When founding a company, it is common for you to be both director and shareholder of that company. Being a founder, a director and a shareholder are not all the same thing. You need to ensure you understand the distinction between each role, as each role comes with different rights and responsibilities. This article explains the difference between a founder, director and shareholder. It also identifies some issues to look out for when acting in the capacity of more than one of these roles.​

These concepts are only relevant to you if you operate your business via a company.​

I’m a founder, director and shareholder in a company

It is common for a founder of a company to be both a director and shareholder of that company. Even if you are not the founder of a company, you may be a director and a shareholder. Each of these roles comes with different rights and responsibilities. If you fail to comply with your responsibilities while performing a role, then you risk:​

  • an individual or company bringing legal action against you;
  • receiving a fine; and/or
  • facing criminal sanction, including a custodial sentence.

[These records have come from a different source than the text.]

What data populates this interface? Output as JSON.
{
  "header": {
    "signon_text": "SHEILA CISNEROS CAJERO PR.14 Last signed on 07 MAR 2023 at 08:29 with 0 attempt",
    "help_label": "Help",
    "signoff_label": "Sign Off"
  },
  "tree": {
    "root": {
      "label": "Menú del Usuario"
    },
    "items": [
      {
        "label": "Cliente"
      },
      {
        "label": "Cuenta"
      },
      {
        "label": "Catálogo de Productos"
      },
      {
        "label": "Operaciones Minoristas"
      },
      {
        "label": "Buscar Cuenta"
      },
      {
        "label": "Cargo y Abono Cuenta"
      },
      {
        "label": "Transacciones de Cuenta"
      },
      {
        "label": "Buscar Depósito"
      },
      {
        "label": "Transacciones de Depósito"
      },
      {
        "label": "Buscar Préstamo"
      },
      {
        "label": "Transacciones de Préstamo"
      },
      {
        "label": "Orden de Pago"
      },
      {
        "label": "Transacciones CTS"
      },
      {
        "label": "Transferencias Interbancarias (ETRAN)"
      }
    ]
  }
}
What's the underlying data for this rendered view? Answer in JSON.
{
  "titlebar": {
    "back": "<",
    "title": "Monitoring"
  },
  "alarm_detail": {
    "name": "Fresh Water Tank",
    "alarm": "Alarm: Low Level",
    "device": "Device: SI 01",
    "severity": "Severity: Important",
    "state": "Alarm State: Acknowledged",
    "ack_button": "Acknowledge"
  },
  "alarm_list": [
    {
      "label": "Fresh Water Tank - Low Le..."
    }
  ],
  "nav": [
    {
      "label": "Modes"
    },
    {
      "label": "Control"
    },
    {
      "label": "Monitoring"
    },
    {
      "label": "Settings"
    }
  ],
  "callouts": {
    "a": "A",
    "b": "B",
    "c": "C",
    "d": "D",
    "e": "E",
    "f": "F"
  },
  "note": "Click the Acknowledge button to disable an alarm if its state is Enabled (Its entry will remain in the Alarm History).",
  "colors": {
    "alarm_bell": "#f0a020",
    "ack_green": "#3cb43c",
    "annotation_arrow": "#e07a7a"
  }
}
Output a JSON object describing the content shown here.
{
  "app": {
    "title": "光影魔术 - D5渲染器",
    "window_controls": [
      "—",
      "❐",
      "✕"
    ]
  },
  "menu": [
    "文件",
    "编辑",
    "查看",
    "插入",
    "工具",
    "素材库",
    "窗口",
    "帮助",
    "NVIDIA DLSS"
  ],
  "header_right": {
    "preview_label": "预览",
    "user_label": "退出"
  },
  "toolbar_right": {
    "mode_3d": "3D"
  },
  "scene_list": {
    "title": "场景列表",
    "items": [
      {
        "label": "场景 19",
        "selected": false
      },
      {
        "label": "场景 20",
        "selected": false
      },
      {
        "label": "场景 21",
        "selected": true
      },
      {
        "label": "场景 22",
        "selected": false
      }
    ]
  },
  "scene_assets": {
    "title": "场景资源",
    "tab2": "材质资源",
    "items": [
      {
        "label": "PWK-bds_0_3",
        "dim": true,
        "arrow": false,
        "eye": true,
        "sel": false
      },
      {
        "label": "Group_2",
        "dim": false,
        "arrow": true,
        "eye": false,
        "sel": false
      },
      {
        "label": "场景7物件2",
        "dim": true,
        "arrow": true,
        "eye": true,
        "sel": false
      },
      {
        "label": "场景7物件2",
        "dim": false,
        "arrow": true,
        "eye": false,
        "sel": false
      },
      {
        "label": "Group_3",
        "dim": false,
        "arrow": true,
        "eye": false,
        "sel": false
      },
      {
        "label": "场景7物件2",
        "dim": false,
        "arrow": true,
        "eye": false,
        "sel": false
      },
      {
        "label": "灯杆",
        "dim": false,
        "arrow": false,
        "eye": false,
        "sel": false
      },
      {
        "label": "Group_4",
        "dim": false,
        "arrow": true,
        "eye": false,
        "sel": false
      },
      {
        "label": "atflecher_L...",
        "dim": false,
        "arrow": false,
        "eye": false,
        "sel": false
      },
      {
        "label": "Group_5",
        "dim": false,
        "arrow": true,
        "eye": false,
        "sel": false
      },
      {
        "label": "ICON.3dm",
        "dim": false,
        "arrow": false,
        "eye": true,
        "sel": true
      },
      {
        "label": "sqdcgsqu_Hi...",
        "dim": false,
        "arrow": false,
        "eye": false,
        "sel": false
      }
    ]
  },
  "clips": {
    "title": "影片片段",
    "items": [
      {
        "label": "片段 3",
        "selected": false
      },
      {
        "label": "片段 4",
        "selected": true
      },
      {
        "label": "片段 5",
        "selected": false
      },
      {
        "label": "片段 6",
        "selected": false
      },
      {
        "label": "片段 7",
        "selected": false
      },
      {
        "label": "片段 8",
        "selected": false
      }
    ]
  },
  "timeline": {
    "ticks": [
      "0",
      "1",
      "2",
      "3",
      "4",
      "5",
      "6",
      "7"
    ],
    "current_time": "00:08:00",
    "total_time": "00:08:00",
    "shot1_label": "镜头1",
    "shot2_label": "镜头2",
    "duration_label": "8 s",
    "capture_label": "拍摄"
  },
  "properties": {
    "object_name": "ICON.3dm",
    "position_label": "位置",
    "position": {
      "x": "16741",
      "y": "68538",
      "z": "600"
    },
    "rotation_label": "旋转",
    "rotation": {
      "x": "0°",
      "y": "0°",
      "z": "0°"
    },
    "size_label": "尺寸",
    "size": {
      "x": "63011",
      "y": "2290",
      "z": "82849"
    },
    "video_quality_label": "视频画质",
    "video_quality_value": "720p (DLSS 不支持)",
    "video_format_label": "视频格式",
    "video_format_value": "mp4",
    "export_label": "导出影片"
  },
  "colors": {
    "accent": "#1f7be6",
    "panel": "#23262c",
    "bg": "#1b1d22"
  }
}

These risks are all significant. Therefore, it is essential to know what is expected of you in each of your roles. You have duties not only to your company but to other key stakeholders.​

What are the differences between the different roles?

Founder

How do you get this role?

Founders refer to those that start the business, be it alone or with others. The law does not recognise founders as a legal concept. That is, no law exists defining founders. Instead, it is up to you and the people who call themselves ‘founders’.​

You do not necessarily have to invest in your company to be a founder. However, founders often contribute capital at an early stage in the business. Usually, this is in the form of equity shares, though it can also be a loan. ​

What rights do I have?

Being a company founder does not automatically grant you certain rights in respect of the company. ​

However, certain founder rights may be granted to you under your company constitution or shareholders agreement. Typically, for example, a founder has an entrenched right to appoint a director (regardless of the percentage of shares held).​

Do I get paid for my role?

As a founder, you may be an employee or contractor of your company. If you are, you are entitled to receive payment of at least the minimum wage. Often founders will choose to receive their salary in the form of company shares rather than cash.​

What are my responsibilities?

A founder is not a legal concept. Therefore, you do not have any legal responsibilities as a founder unless you have agreed to specific responsibilities under, for example, the shareholders agreement or a contractor or employment agreement.​

​

Director

How do you get this role?

The company’s directors and/or the shareholders appoint directors. Your company’s constitution or shareholders agreement typically outlines the appointment process. Absent this, provisions in the Companies Act apply. You must sign a director consent form before becoming a director.​

What rights do I have?

As a director, you have the right to make certain business decisions on behalf of the company. Often these decisions need to be made in consensus with other directors. ​

Typically, directors make decisions collectively unless the company specifically delegates certain powers to one or more directors. The company’s constitution and/or shareholders agreement typically specifies decision-making. Again, absent this, the relevant provisions in the Companies Act take effect.​

Do I get paid for my role?

As a director, you may receive payment for your role. Generally, the shareholders will decide the amount or approve the amount proposed by you or the other directors. However, if you are also a founder working in the business, you would generally not receive both a salary and a director’s fee.​

What are my responsibilities?

If you are a director, you will have several responsibilities. The most important of these are your director’s duties. The primary duties of directors are to:​

  • act in good faith and the best interests of the company;
  • exercise your power as a director for a proper purpose;
  • not to create a substantial risk of serious loss to the company’s creditors;
  • take reasonable care, diligence and skill;
  • ensure that the company can pay all its debts; and 
  • comply with the Companies Act.

The law applies significant penalties if a director fails to fulfil their duties or acts dishonestly.​

​

Shareholder

How do you get this role?

You become a shareholder in a company if you buy shares in the company. This includes any shares you receive upon the company’s incorporation. You will be a shareholder in the company until you sell or surrender all of your shares.​

What rights do I have?

Whilst the directors control the day-to-day running of the company, shareholders have the right to vote on key decisions. These include the decision to remove directors in some cases, change the rights attaching to shares or wind up the company. ​

You may also have the right to share in the profit that the company makes.​

Do I get paid for my role?

You do not get paid for your role as a shareholder. However, you may be entitled to receive dividends depending on the rights attached to your shares. (Not all shares pay dividends, though most do).​

What are my responsibilities?

As a shareholder, your only liability is to pay up any amount you have not yet paid for your shares. For example, if you received shares worth $1,000.00 but only paid $1.00, you have a $999.00 liability to the company. You have no other liabilities, meaning that you are not responsible for the company’s debts.​

When should I be careful about my different roles?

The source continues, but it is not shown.